Term ‘ketidaktahuan’ masyarakat dapat menjadi bibit disrupsi. Mengapa? Prihal berkembang dalam term ‘perkembangan’ selalau mengacu pada taraf baru; proses peralihan dari yang lama kepada yang baru. Tentunya merupakan suatu hal postif. Perkembangan teknologi hingga pada tingkat mutakhir mestinya tidak terlepas dari daya inovasi manusia berintelek cukup. Nah, apa jadinya perkembangan teknologi (dibaca: alat-alat teknologi seperti internet) diciptakan ternyata membawahi SDM manusia itu sendiri alias ‘ketidaktahuan’ merupakan suatu paradok apabila dikaji seacara mendalam.
Esensi SDM Terhadap Tuntutan Revoluis Industri 5.0
Berbagai perkembangan dunia dengan inovasi baru turut menghantar manusia masuk pada sistem perubahan. Masyarakat seakan sedang mengadakan ‘imigrasi’ besar-besaran dari satu babak ke babak perubahan baru. Akhir-akhir ini, masyarakat Indonesia gencar memperbincangkan satu model perubahan dunia pada level tinggi, yakni revolusi 5.0. Republika.co.id per Rabu, (22/08/2019) memberitakan sebuah naskah bertemakan “Siapkah Indoneisia Menuju Industri 5.0?”

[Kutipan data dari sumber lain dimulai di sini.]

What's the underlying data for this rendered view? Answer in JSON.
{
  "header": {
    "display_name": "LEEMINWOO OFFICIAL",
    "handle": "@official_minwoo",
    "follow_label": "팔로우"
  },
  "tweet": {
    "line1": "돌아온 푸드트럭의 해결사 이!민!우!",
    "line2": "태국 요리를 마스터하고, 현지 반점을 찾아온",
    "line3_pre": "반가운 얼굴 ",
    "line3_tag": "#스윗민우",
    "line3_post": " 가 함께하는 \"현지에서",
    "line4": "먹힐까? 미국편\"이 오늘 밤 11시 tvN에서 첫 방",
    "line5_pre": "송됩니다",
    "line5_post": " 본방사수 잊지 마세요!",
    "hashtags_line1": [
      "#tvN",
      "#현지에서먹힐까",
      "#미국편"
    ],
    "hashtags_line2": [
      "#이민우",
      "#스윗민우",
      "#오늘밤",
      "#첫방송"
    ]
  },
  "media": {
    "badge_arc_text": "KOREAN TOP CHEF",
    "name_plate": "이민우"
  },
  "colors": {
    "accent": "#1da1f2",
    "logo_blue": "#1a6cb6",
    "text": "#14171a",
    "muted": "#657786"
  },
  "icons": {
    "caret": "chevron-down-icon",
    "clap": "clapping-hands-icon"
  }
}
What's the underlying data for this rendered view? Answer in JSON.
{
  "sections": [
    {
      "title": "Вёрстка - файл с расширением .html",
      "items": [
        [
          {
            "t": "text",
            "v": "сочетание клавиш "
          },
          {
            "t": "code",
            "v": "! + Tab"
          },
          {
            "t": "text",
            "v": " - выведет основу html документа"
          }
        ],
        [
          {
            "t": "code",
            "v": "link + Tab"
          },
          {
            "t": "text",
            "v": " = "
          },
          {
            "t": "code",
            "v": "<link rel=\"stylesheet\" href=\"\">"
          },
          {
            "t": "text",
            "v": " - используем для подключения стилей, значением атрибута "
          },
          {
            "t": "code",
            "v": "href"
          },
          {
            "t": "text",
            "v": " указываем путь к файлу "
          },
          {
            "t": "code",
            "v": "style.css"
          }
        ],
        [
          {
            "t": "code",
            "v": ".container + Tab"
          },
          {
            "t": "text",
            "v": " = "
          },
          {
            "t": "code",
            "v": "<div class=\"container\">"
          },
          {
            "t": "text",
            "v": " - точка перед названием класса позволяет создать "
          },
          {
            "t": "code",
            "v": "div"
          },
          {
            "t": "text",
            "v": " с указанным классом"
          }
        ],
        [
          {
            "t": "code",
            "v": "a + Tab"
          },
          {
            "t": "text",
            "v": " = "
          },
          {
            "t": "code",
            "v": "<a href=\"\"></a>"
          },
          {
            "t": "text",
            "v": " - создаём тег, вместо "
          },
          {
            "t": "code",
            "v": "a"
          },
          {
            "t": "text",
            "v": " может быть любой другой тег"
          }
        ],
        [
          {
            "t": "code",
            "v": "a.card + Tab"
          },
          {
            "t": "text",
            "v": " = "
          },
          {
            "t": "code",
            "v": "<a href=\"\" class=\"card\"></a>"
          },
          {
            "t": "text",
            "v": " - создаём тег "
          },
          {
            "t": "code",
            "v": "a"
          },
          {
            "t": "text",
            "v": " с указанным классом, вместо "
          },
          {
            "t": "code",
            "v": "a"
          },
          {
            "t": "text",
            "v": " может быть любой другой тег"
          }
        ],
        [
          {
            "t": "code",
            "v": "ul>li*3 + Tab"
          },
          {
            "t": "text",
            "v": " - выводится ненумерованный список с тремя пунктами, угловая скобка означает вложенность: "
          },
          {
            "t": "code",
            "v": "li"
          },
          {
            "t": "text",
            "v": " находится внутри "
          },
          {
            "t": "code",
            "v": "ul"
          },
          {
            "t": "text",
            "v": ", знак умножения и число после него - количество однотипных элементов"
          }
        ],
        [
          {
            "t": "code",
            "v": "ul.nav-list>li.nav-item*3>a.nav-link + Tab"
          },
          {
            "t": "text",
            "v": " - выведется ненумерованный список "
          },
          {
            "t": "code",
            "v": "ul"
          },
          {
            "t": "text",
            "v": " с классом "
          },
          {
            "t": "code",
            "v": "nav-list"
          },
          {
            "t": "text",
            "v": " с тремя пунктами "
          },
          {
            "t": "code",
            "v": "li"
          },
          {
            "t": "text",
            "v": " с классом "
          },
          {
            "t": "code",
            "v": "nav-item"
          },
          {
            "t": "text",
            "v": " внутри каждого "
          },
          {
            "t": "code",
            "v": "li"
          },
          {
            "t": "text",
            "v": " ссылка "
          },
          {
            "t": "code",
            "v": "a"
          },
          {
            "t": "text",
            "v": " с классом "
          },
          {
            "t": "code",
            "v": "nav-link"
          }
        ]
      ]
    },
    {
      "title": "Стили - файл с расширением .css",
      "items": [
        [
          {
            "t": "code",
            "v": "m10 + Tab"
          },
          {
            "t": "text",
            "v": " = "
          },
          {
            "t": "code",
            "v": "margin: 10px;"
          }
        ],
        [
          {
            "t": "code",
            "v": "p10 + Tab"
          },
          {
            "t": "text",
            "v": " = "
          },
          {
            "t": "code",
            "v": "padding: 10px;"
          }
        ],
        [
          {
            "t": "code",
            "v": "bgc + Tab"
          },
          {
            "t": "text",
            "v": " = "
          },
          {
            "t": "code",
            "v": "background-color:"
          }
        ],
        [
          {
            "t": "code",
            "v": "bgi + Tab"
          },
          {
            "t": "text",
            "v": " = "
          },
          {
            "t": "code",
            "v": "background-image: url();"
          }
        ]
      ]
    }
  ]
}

Tema tersebut menyiratkan persiapan masyarakat Indonesia menghadapi industri 5.0. Sentak muncul keraguan dalam diri saya – bahwasanya cukup aneh. Indonesia sedang sibuk menyesuaikan diri dengan rekonstruksi revolusi 4.0 dalam segala bidang demi tercapainya generasi melek teknologi, namun rakyatnya masih sempat membicarakan tahap baru yang masih dianggap ‘belia’ pembahasanya. Paradoks tentunya. Apakah kedua model perubahan ini akan dilaksanakan secara bersamaan dalam kurun waktu yang sama pula? Tentu tidak, sekalipun manusia Indonesia diibarat sebuah robot.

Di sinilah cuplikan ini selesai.